Two years ago, Apple (AAPL) reportedly tried to get the music industry to cut its royalty rates to the point where it could offer its pending Apple Music streaming service for just $5 per month. While that effort didn't pan out, the company might now be on the verge of securing a favorable compromise.
Should such a compromise be obtained, it would say a lot about how the music industry now sees subscription services as a growth opportunity rather than just a distribution alternative, and pricing accordingly.
Citing "a pair of sources working closely with [Apple Music]," trade site Digital Music News reports Apple is in talks to cut the price of its music streaming service by up to 20%, something that would bring its cost to $7.99 per month for an individual subscription, down from $9.99. Family plan pricing could also be cut by $2, to $12.99 per month. The price cuts could reportedly arrive before Christmas.
Web radio leader Pandora (P) , which is set to launch an Apple Music rival and has been dealing with flatlining active listener growth, is down 2.5% in the wake of the report. Pandora sold off last week in response to soft results and guidance.
Amazon's (AMZN) recent launch of a streaming service that costs just $8 per month for Prime subscribers is said to apparently be "the biggest motivation" behind the price cut talks. Amazon charges non-Prime users $10 per month, and also offers a version of its service that only works with its Echo home assistants for $4 per month. The company's older Amazon Music service provides Prime subs with free access to a relatively limited song library.
In addition to Amazon, Alphabet's Google (GOOGL) has exacted some price pressure, albeit indirectly. The company's YouTube Red music service costs $10 per month, but also provides ad-free YouTube and a growing stable of original video content. Like Apple, market leader Spotify still charges $10 per month for its standard service, $15 per month for a family plan and $5 per month for student plans.
While licensing details have been kept under wraps, it's quite unlikely the announced or rumored discounts would be possible if music labels weren't willing to shake up their pricing. A look at recent industry sales trends helps explain why.
After years of seeing flat or negative growth, global music revenue rose 3.2% in 2015 to $15 billion, according to trade group IFPI. This was fueled by a 45.2% increase in revenue from streaming services (both paid and free) to $2.9 billion. That, along with a 4.4% increase in performance rights revenue, more than offset a 10.5% drop in paid download revenue and a 4.5% drop in sales from physical music formats.
And the momentum appears to have grown in 2016. Trade group RIAA estimates U.S. retail music revenue respectively rose 8.1% annually in the first half of the year to $3.4 billion, the best growth seen since the late 1990s. Streaming revenue is believed to have risen 57% to $1.6 billion (47% of total revenue), with paid subscriptions more than doubling to 18.3 million.
Spotify and Apple are clearly responsible for much of the streaming growth. Spotify topped 40 million paid subscribers in September, just six months after topping 30 million. Apple Music claimed 17 million subscribers as of September, less than 15 months after launching. At current pricing, 17 million paid subs would produce over $2 billion in annual revenue.
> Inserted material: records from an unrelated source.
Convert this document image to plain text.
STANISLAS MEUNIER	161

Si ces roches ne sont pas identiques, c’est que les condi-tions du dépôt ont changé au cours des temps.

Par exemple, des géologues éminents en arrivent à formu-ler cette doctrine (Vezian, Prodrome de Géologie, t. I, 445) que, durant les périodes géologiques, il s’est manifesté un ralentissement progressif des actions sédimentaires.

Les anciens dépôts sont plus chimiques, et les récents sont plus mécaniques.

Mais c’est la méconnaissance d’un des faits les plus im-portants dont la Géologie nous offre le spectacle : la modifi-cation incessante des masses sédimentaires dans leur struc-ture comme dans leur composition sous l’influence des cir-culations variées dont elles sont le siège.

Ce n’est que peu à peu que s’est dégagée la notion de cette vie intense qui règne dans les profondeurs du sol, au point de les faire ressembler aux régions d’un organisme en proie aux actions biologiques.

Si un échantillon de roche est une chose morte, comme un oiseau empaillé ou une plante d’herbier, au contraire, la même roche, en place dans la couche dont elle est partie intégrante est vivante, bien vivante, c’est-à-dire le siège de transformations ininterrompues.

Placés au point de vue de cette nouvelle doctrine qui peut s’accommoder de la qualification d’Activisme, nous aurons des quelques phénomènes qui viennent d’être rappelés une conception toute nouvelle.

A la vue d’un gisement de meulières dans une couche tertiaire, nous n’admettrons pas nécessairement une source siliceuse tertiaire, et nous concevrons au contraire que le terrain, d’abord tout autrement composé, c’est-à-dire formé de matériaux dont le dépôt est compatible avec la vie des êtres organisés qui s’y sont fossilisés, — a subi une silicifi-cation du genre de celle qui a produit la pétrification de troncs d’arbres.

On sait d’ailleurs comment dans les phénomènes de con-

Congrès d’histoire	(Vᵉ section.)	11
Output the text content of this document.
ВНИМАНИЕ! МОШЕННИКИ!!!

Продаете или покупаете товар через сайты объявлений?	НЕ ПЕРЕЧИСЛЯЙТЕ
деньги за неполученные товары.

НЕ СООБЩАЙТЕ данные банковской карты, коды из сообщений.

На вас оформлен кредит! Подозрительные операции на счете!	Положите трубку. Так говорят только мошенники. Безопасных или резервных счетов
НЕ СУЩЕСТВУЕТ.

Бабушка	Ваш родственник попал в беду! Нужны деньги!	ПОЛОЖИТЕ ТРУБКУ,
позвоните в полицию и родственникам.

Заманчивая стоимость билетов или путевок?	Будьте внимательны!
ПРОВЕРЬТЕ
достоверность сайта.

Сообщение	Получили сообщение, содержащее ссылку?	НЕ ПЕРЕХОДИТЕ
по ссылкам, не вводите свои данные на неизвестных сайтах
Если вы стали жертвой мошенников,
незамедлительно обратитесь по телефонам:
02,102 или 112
It's finally dawning on the music industry that streaming subscriptions aren't just a substitute for paid downloads and album sales, but a way to meaningfully grow the pie. These services are getting millions of consumers who were previously generating little annual revenue for the industry, to producing quite a bit of it.
At a retail price of $8 per month ($96 per year), the annual revenue provided to music labels, artists and other industry parties would still be substantial -- likely over $60 per year, judging by Spotify's licensing costs. That's certainly more than many Spotify or Apple Music subs could be expected to give the industry via downloads and album purchases, if streaming services didn't exist.
Thus, just as movie and TV studios got streaming religion and began licensing much of their content at rates that allowed Netflix (NFLX) and its peers to flourish, the Big Three music labels -- Vivendi's (VIVHY) Universal Music, Warner Music and Sony's (SNE) Sony Music -- now might be willing to offer licensing terms that could spur further growth for a burgeoning subscription music market.
That's a positive for the likes of Apple and Spotify, and perhaps even moreso for their customers. Pandora, on the other hand, can't be thrilled.